Pertama, kisah sahabat nabi untuk anak tentang Abdullah bin Umar yang dikenal sebagai kaum islam penyuka jihad. Jiwanya sangat menggelora untuk meneggakkan agama islam ke seluruh penjuru dunia. Beliau begitu menggelora setelah masuk dan memahami agama islam. Keislamannya dibantu oleh Rasulullah SAW dan disaksikan oleh banyak sahabat Nabi Muhammad yang lain. Abdullah bin Umar salah seorang yang tidak suka dengan pertikaian sesama umat muslim. Walaupun beliau termasuk orang yang mendampingi Rasulullah sewaktu di medan perang. Namun, tetap saja Abdullah bin Umar menyukai perdamaian dan ingin agar sesama manusia pemeluk agama yang diridhoi oleh Allah agar selalu saling menjaga maupun menghargai satu sama lain.

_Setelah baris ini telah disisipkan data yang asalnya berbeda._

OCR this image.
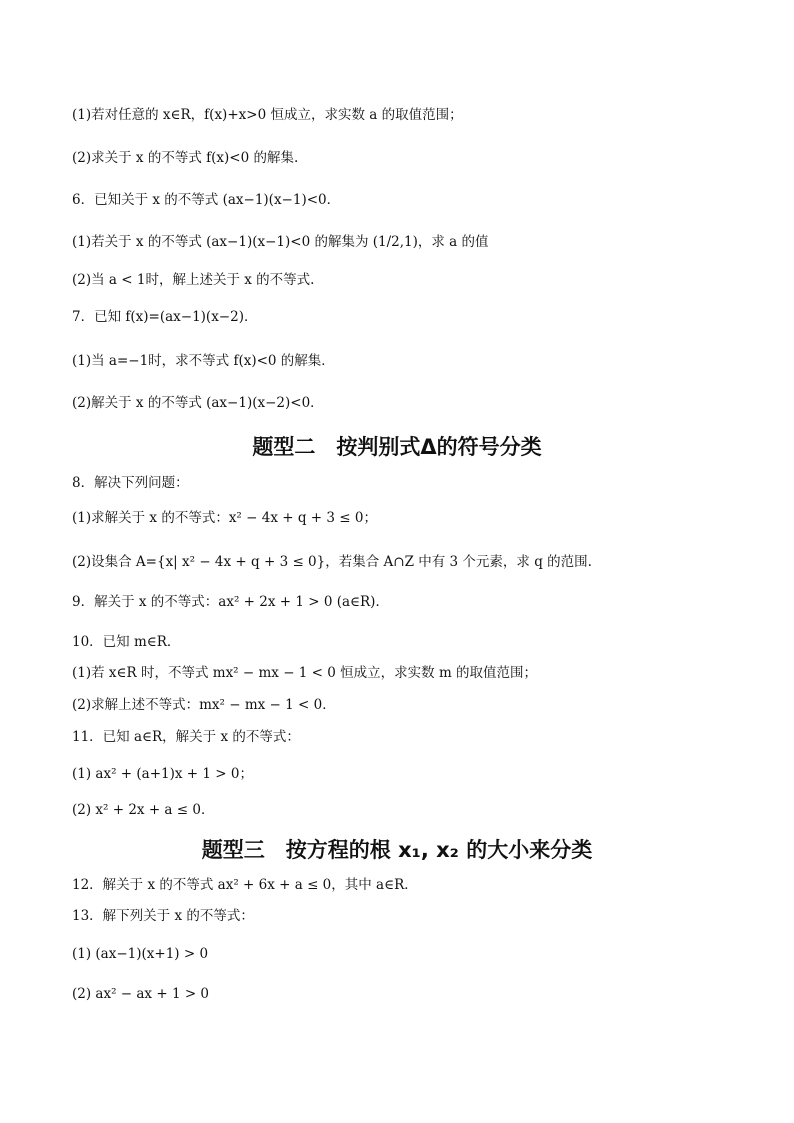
(1)若对任意的 x∈R，f(x)+x>0 恒成立，求实数 a 的取值范围；
(2)求关于 x 的不等式 f(x)<0 的解集.
6．已知关于 x 的不等式 (ax−1)(x−1)<0．
(1)若关于 x 的不等式 (ax−1)(x−1)<0 的解集为 (1/2,1)，求 a 的值
(2)当 a < 1时，解上述关于 x 的不等式.
7．已知 f(x)=(ax−1)(x−2)．
(1)当 a=−1时，求不等式 f(x)<0 的解集．
(2)解关于 x 的不等式 (ax−1)(x−2)<0．
题型二　按判别式Δ的符号分类
8．解决下列问题：
(1)求解关于 x 的不等式：x² − 4x + q + 3 ≤ 0；
(2)设集合 A={x| x² − 4x + q + 3 ≤ 0}，若集合 A∩Z 中有 3 个元素，求 q 的范围.
9．解关于 x 的不等式：ax² + 2x + 1 > 0 (a∈R)．
10．已知 m∈R．
(1)若 x∈R 时，不等式 mx² − mx − 1 < 0 恒成立，求实数 m 的取值范围；
(2)求解上述不等式：mx² − mx − 1 < 0．
11．已知 a∈R，解关于 x 的不等式：
(1) ax² + (a+1)x + 1 > 0；
(2) x² + 2x + a ≤ 0．
题型三　按方程的根 x₁, x₂ 的大小来分类
12．解关于 x 的不等式 ax² + 6x + a ≤ 0，其中 a∈R．
13．解下列关于 x 的不等式：
(1) (ax−1)(x+1) > 0
(2) ax² − ax + 1 > 0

Karena ketidaksukaan Abdullah bin Umar terhadap kekerasan membuatnya enggan untuk dijadikan sebagai seorang pemimpin. Ketika Utsman bin Affan yang manjabat sebagai seorang khalifah dan telah terbunuh membuat masyarakat muslim membutuhkan pemimpin baru. Masyarakat memaksa Abdullah untuk menjadi seorang khalifah baru tetapi beliau menolaknya. Padahal masyarakat sangat mempercayai kemampuan Abdullah dalam memimpin atas pengalamannya sebagai sahabat Rasulullah yang telah banyak mendapatkan pelajaran berharga dalam mengamalkan ajaran agama islam.

Loading...

Abdullah menolak tawaran menjadi seorang Khalifah bukan karena merasa tidak pantas maupun lemah. Melainkan, Abdullah tidak ingin ikut campur dalam permasalahan kepemimpinan yang dipenuhi dengan situasi perpolitikan. Beliau juga tidak ingin ada seorang pun yang meninggal akibat keputusannya yang menerima diangkat sebagai khalifah. Abdullah tahu situasi bumi setelah kepergian Rasulullah akan dipenuhi dengan permasalahan antar saudara seislam guna memperebutkan jabatan. Pada jaman itu permasalahan sengketa diperebutkan oleh kaum Ali maupun Muawiyah. Dan Abdullah dengan atas nama Allah tidak akan pernah membantu diantara keduanya atau bersifat netral.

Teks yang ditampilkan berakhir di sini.